Each subject area contains major topics and each major topic contains subtopics, which are the lowest level curriculum elements of the body of knowledge. A fourth level with more detail for third level elements is useful in describing curriculum content.

Sources Used in Defining the Body of Knowledge

Each of these subject areas represents specific domains of knowledge. The entire body of knowledge consists of more than a thousand elements in a four level hierarchy (Nunamaker, Couger, and Davis, 1982; DPMA, 1981,1986; Longenecker and Feinstein, 1991c; Longenecker, Feinstein et al., 1994). Adding the fourth level made it possible to include the more than 100 elements from the CS knowledge body by Turner and Tucker (1991) and the 120 elements from the software engineering body of knowledge. Elements of the software engineering body of knowledge were explicitly derived from analysis of curriculum content contained in reports on software engineering education developed by the Software Engineering Institute (Ford, 1990, 1991), and were based on the observations of Glass (1992), other reports from the SEI (Berry, 1992; Ford, Gibbs, and Tomayko, 1987; Ford and Ardis, 1989; Ford, 1994; Gibbs and Ford, 1986; Shaw, 1986, 1990; SEI, 1991; Tomayko and Shaw, 1991), and other efforts (BCS, 1989; Ford and Gibbs, 1989; Freeman, 1987; Gibbs, 1989; Leventhal and Mynatt, 1987; NSF, 1993; Parnas, 1990; Wasserman, 1976).

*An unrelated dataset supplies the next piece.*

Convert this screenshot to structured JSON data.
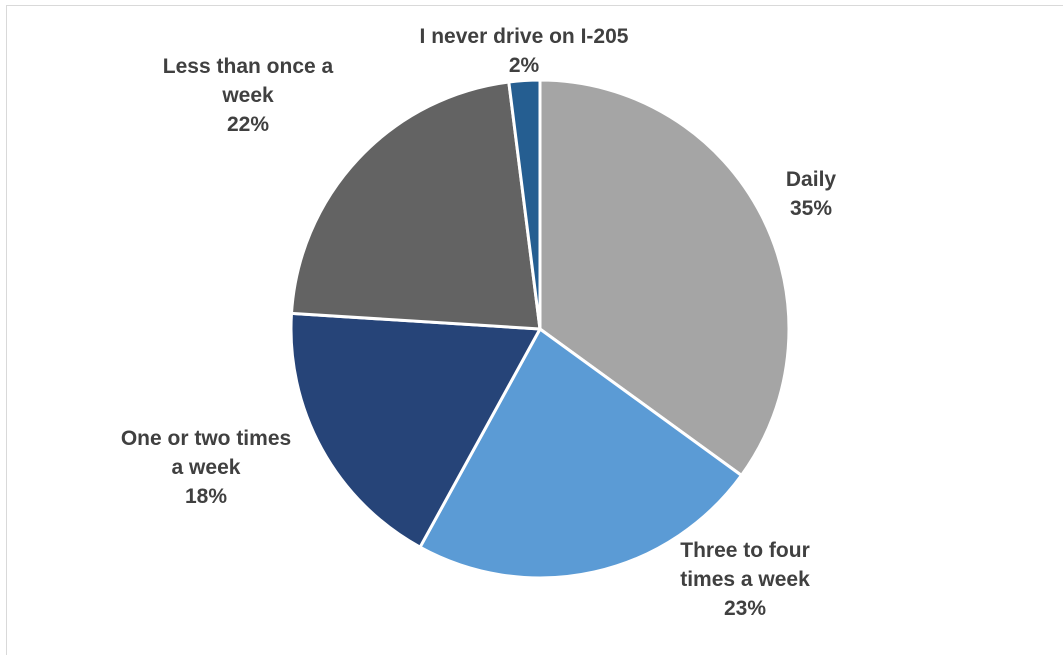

Two Level View of the Body of Knowledge

Table A5.1 shows a two level hierarchy of the body of knowledge. The three major subject areas are broken into subareas. While Table A5.1 shows only two levels, the complete body of knowledge available at the URL [1] contains the expansion to four levels. As reported in IS97 (Davis et al., 1997), earlier surveys suggest that there is a substantial agreement between industry expectations and the depth standard set by IS academics.